PETALING JAYA: Too many private medical programmes nationwide are over-taxing public teaching hospitals.
While the Education Ministry’s university hospital teaching staff taught mainly their students, the general hospitals under the Health Ministry doubled up as teaching hospitals for private university students, resulting in a heavy workload, said a source.
“The doctors are overstretched. They have to divide time to attend to their patients, teach students from private universities and guide house officers,” said the source.
The source was concerned this would lead to students receiving little attention.
Private hospitals in Malaysia were not used as teaching hospitals as they did not have the needed case-mix (various types of patients) and high bed capacity to provide the needed training and exposure to students.

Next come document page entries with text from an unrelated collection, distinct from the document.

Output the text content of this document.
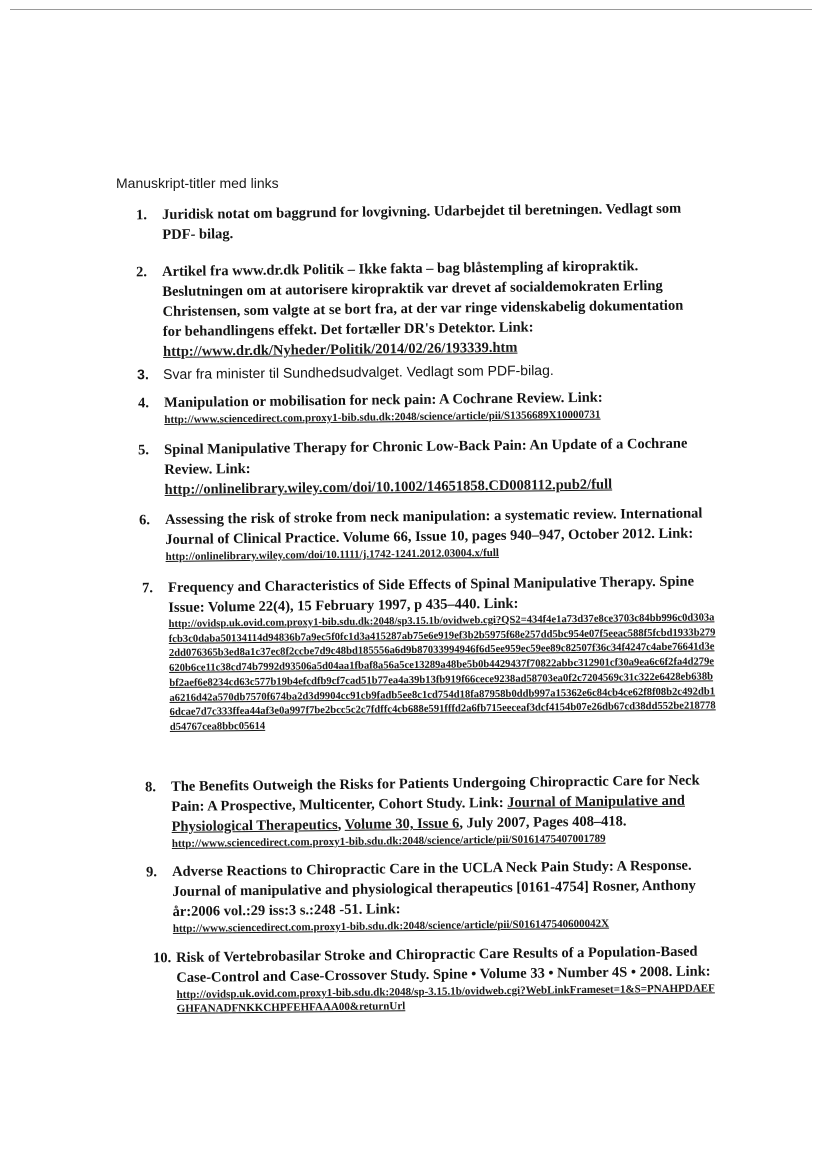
Manuskript-titler med links
1. Juridisk notat om baggrund for lovgivning. Udarbejdet til beretningen. Vedlagt som PDF- bilag.
2. Artikel fra www.dr.dk Politik – Ikke fakta – bag blåstempling af kiropraktik. Beslutningen om at autorisere kiropraktik var drevet af socialdemokraten Erling Christensen, som valgte at se bort fra, at der var ringe videnskabelig dokumentation for behandlingens effekt. Det fortæller DR's Detektor. Link:
http://www.dr.dk/Nyheder/Politik/2014/02/26/193339.htm
3. Svar fra minister til Sundhedsudvalget. Vedlagt som PDF-bilag.
4. Manipulation or mobilisation for neck pain: A Cochrane Review. Link:
http://www.sciencedirect.com.proxy1-bib.sdu.dk:2048/science/article/pii/S1356689X10000731
5. Spinal Manipulative Therapy for Chronic Low-Back Pain: An Update of a Cochrane Review. Link:
http://onlinelibrary.wiley.com/doi/10.1002/14651858.CD008112.pub2/full
6. Assessing the risk of stroke from neck manipulation: a systematic review. International Journal of Clinical Practice. Volume 66, Issue 10, pages 940–947, October 2012. Link:
http://onlinelibrary.wiley.com/doi/10.1111/j.1742-1241.2012.03004.x/full
7. Frequency and Characteristics of Side Effects of Spinal Manipulative Therapy. Spine Issue: Volume 22(4), 15 February 1997, p 435–440. Link:
http://ovidsp.uk.ovid.com.proxy1-bib.sdu.dk:2048/sp3.15.1b/ovidweb.cgi?QS2=434f4e1a73d37e8ce3703c84bb996c0d303afcb3c0daba50134114d94836b7a9ec5f0fc1d3a415287ab75e6e919ef3b2b5975f68e257dd5bc954e07f5eeac588f5fcbd1933b2792dd076365b3ed8a1c37ec8f2ccbe7d9c48bd185556a6d9b87033994946f6d5ee959ec59ee89c82507f36c34f4247c4abe76641d3e620b6ce11c38cd74b7992d93506a5d04aa1fbaf8a56a5ce13289a48be5b0b4429437f70822abbc312901cf30a9ea6c6f2fa4d279ebf2aef6e8234cd63c577b19b4efcdfb9cf7cad51b77ea4a39b13fb919f66cece9238ad58703ea0f2c7204569c31c322e6428eb638ba6216d42a570db7570f674ba2d3d9904cc91cb9fadb5ee8c1cd754d18fa87958b0ddb997a15362e6c84cb4ce62f8f08b2c492db16dcae7d7c333ffea44af3e0a997f7be2bcc5c2c7fdffc4cb688e591fffd2a6fb715eeceaf3dcf4154b07e26db67cd38dd552be218778d54767cea8bbc05614
8. The Benefits Outweigh the Risks for Patients Undergoing Chiropractic Care for Neck Pain: A Prospective, Multicenter, Cohort Study. Link: Journal of Manipulative and Physiological Therapeutics, Volume 30, Issue 6, July 2007, Pages 408–418.
http://www.sciencedirect.com.proxy1-bib.sdu.dk:2048/science/article/pii/S0161475407001789
9. Adverse Reactions to Chiropractic Care in the UCLA Neck Pain Study: A Response. Journal of manipulative and physiological therapeutics [0161-4754] Rosner, Anthony år:2006 vol.:29 iss:3 s.:248 -51. Link:
http://www.sciencedirect.com.proxy1-bib.sdu.dk:2048/science/article/pii/S016147540600042X
10. Risk of Vertebrobasilar Stroke and Chiropractic Care Results of a Population-Based Case-Control and Case-Crossover Study. Spine • Volume 33 • Number 4S • 2008. Link:
http://ovidsp.uk.ovid.com.proxy1-bib.sdu.dk:2048/sp-3.15.1b/ovidweb.cgi?WebLinkFrameset=1&S=PNAHPDAEFGHFANADFNKKCHPFEHFAAA00&returnUrl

The source said the Cabinet needed to reduce the number of programmes and the number of students entering local medical schools by 70%, or get the private schools to merge and pull their teaching staff together.
Although the Government had argued that it needed to increase the number of doctors for the nation, he said there was more than enough doctors now and it was a case of uneven distribution.
In the Klang Valley – the doctor-patient ratio was 1:100 while in Sabah and Sarawak – 1:1,000, he said.
In Putrajaya, Deputy Health director-general Datuk Dr S. Jeyaindran admitted there were too many students taxing the limited resources.
The ministry would have to look at the nation’s needs first before deciding if it could reduce the number of medical programmes in private universities.
He said the system could cope with 2,500 to 3,000 medical graduates a year currently and foresees some private schools subsequently closing down or merging.